Gee Scott, Jr.

‘More Of A Tight End Than Ever,’ Gee Scott, Jr. ‘Ready To Roll’

This is the start of year four for Gee Scott, Jr. at tight end, but because he came to Ohio State as a wide receiver, he can’t really talk about where he’s going without being asked about where he’s been.

Scott came to Ohio State as a 210-pound wide receiver in 2020. One year later, he moved to tight end. Now, after three years of growth, development, and playing time, he’s a 245-pound tight end with 20 career catches and nearly 500 snaps under his belt the past two seasons.

But the questions about his time at Ohio State and the process of becoming a tight end remain.

When Gee Scott, Jr. met with reporters this spring, he was asked if he finally felt like a tight end.

“Yeah, no, 100%. From the moment I stepped in there, I’ve been a tight end,” he said. “That’s the mindset I took on. I understand where you’re coming from, coming in at initially 210 pounds to where I’m at now, it is a dramatic change. But yeah, man, I’m part of the unit. More of a tight end than ever and ready to roll.”

Scott’s path to the tight end room will always be part of his story, and for good reason — this is not an easy transition. Others have done it before him, and nobody’s ever come out and said it was a piece of cake.

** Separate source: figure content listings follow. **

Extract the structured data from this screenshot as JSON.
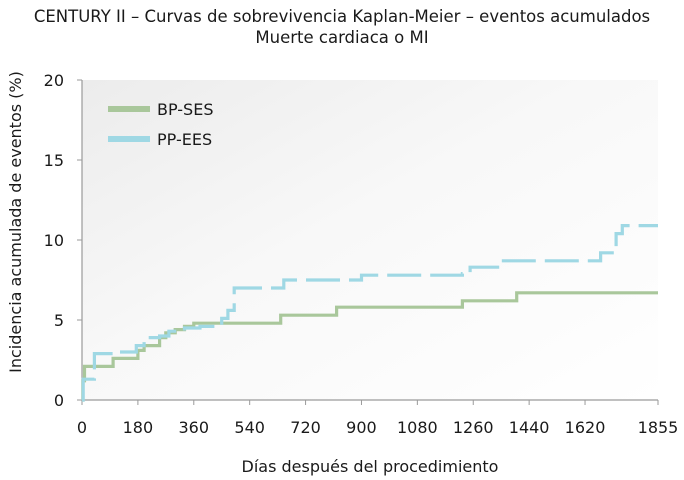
{
  "chart_data": {
    "type": "line",
    "title": "CENTURY II – Curvas de sobrevivencia Kaplan-Meier – eventos acumulados",
    "subtitle": "Muerte cardiaca o MI",
    "xlabel": "Días después del procedimiento",
    "ylabel": "Incidencia acumulada de eventos (%)",
    "xlim": [
      0,
      1855
    ],
    "ylim": [
      0,
      20
    ],
    "xticks": [
      "0",
      "180",
      "360",
      "540",
      "720",
      "900",
      "1080",
      "1260",
      "1440",
      "1620",
      "1855"
    ],
    "xtick_values": [
      0,
      180,
      360,
      540,
      720,
      900,
      1080,
      1260,
      1440,
      1620,
      1855
    ],
    "yticks": [
      "0",
      "5",
      "10",
      "15",
      "20"
    ],
    "ytick_values": [
      0,
      5,
      10,
      15,
      20
    ],
    "legend_position": "top-left",
    "series": [
      {
        "name": "BP-SES",
        "color": "#a9c79b",
        "style": "solid",
        "x": [
          0,
          3,
          8,
          100,
          180,
          200,
          250,
          270,
          300,
          330,
          360,
          420,
          480,
          520,
          640,
          760,
          820,
          1000,
          1225,
          1300,
          1400,
          1500,
          1600,
          1855
        ],
        "y": [
          0,
          1.2,
          2.1,
          2.6,
          3.1,
          3.4,
          3.9,
          4.2,
          4.4,
          4.6,
          4.8,
          4.8,
          4.8,
          4.8,
          5.3,
          5.3,
          5.8,
          5.8,
          6.2,
          6.2,
          6.7,
          6.7,
          6.7,
          6.7
        ]
      },
      {
        "name": "PP-EES",
        "color": "#9fd8e4",
        "style": "dashed",
        "x": [
          0,
          4,
          40,
          100,
          175,
          200,
          220,
          250,
          280,
          330,
          380,
          400,
          450,
          470,
          490,
          520,
          650,
          740,
          900,
          1100,
          1225,
          1250,
          1350,
          1640,
          1670,
          1720,
          1740,
          1855
        ],
        "y": [
          0,
          1.3,
          2.9,
          3.0,
          3.4,
          3.7,
          3.9,
          4.0,
          4.3,
          4.5,
          4.6,
          4.6,
          5.1,
          5.6,
          7.0,
          7.0,
          7.5,
          7.5,
          7.8,
          7.8,
          7.9,
          8.3,
          8.7,
          8.7,
          9.2,
          10.4,
          10.9,
          10.9
        ]
      }
    ]
  }
}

What has been the most challenging aspect of the move for the 6-foot-3 Scott?

“Definitely the size component,” he said. “You’ve got to be big, you’ve got to be strong, you’ve got to be fast. There’s a lot of jobs that you have to do. You need to block some of the biggest guys on the field, but also run routes on some of the smallest guys on the field.”

As Ohio State head coach Ryan Day describes the tight end position, you have to be able to go from blocking defensive ends like JT Tuimoloau and Jack Sawyer, to running routes against defensive backs like Denzel Burke and Caleb Downs. To say that it requires a unique skill set would be understating the meaning of unique.

Scott has always been up for the challenge, however, because he knew none of it was going to be easy.

“I’ve come a long way,” he said. “I’d argue to say tight end is probably the most developmental position on the field. It takes a long time to get around to it. It takes a lot of work. It’s is a full process. It is not something that’s a one-year turnaround, or a six-month turnaround, you come in, you try to just catch it on the fly. It’s something that takes a lot of time and attention.”

It is rare for any Ohio State tight end to factor into the offense early in their career. The amount of physical and mental development is a time-consuming process. All of this is made even more challenging when there is a position switch involved.

In fact, that has been the story for Ohio State’s starting tight end the last two years. Cade Stover also made the move to tight end (from defense) and posted 77 receptions the past two years. His biggest season came last year as a fifth-year senior. He posted 41 receptions for 576 yards and five touchdowns.

Now in his fifth season himself, Gee Scott, Jr. credits past OSU tight ends like Stover and Jeremy Ruckert for helping him in his development. He saw both of those players grow each year, leading to each of them hearing their respective names called in the NFL Draft.

There is no such thing as an overnight success at tight end, but that doesn’t mean ground can’t be gained each and every day.

“I kind of look at it as if it’s like a drop in the bucket,” Scott explained. “You know, if I got a big bucket, there’s no one thing I’m gonna do to make this bucket full. It’s a daily thing where I put one drop in it a day, and you look back over a year, two years, three years, you’ll look back and be like, ‘Man, I’ve gotten a lot better.’ I’m just very thankful for the unit. The guys that I have around me pushed me very hard. And I’m just thankful.”